Gloria Bailen reports in The Boston Globe :
In 1946, Herbert Huncke told Jack Kerouac that being "beat" is the condition of being beaten down, or poor. But apparently, Huncke, a street hustler and drug addict, was also the eternal optimist: "To be down and out is to increase one's ability to see oneself clearly."
Could today's doomsday economics, cultural bankruptcy, and "why they hate us" value system signal an end to this reality-show era and the beginning of a newfangled "beat movement?" Sort of a Zen, hipster version of "Change You Can Believe In"?
Who today isn't questioning and redefining how to live our lives? We all want change, need change, but how much are we truly willing to change our mind-set and recalibrate our priorities? I realize, I'm one of the lucky ones. I don't personally know anyone duped in a Ponzi scheme, I still own my home (at least this month), and (as of today) still have a job, but fear is in the air, and I find myself reevaluating what's really important. Sometimes I wonder, WWJD? Well, what would Jack do?
During an interview for a documentary about Keraouc's novel "Big Sur," writer Aram Saroyan told me Kerouac was ". . . just like a little kid exploring in nature, and who else dared to do that because you had to have the big study and the big literary career and everything, and he just - he just wasn't buying it."
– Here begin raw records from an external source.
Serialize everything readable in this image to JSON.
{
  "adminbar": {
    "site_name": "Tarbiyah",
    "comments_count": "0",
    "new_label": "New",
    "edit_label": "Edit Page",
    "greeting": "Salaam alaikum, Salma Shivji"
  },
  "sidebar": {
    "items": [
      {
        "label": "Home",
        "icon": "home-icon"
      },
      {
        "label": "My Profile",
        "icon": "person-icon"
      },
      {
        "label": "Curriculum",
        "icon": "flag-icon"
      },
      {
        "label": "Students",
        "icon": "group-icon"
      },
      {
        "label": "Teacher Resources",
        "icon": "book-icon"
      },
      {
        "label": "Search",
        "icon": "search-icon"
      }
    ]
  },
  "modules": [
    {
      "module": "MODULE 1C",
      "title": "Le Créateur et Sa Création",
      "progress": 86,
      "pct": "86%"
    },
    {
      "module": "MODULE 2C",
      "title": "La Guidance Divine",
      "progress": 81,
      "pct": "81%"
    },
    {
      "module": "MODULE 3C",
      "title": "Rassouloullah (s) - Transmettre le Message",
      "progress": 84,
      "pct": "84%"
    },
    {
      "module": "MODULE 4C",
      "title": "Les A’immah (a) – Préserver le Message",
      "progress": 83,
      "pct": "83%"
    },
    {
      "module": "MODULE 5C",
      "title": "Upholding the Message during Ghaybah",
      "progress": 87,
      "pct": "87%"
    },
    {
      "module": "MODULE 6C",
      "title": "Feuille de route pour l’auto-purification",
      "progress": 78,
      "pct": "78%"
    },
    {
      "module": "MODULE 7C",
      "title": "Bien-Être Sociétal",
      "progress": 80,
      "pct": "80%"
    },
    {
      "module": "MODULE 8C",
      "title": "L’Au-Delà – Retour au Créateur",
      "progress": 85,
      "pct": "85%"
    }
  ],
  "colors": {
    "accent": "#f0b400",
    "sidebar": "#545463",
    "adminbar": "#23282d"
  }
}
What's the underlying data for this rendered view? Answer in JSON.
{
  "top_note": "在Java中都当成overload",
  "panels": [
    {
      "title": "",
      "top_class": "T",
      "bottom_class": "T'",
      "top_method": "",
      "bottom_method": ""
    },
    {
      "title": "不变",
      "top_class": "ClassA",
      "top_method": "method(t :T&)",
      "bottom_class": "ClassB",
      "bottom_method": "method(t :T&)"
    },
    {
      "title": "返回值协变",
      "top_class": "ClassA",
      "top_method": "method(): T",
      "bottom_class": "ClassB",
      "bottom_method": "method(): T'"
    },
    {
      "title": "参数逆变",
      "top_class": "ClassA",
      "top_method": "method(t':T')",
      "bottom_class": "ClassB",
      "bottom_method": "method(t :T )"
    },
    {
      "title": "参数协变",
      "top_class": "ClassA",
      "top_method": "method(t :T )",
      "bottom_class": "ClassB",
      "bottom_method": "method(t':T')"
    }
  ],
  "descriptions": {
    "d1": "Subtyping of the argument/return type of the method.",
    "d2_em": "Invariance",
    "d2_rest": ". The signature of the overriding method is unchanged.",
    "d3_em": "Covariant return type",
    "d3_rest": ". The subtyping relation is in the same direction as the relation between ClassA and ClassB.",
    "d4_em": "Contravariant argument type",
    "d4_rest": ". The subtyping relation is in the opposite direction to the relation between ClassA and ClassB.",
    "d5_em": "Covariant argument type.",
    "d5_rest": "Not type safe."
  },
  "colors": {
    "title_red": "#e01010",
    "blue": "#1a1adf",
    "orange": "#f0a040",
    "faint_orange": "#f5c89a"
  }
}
He wasn't buying it alright. In fact, he flat-out rejected anything that reeked of the conformity of the post-war, consumer society of the Eisenhower years. He never owned a car, he bought his lumberjack shirts and dungarees at the Salvation Army, and he considered Jello a major food group. Perhaps Kerouac was a bit extreme at times (and a preponderance of alcohol could have made "doing without" a tad easier), but aren't we on to something here?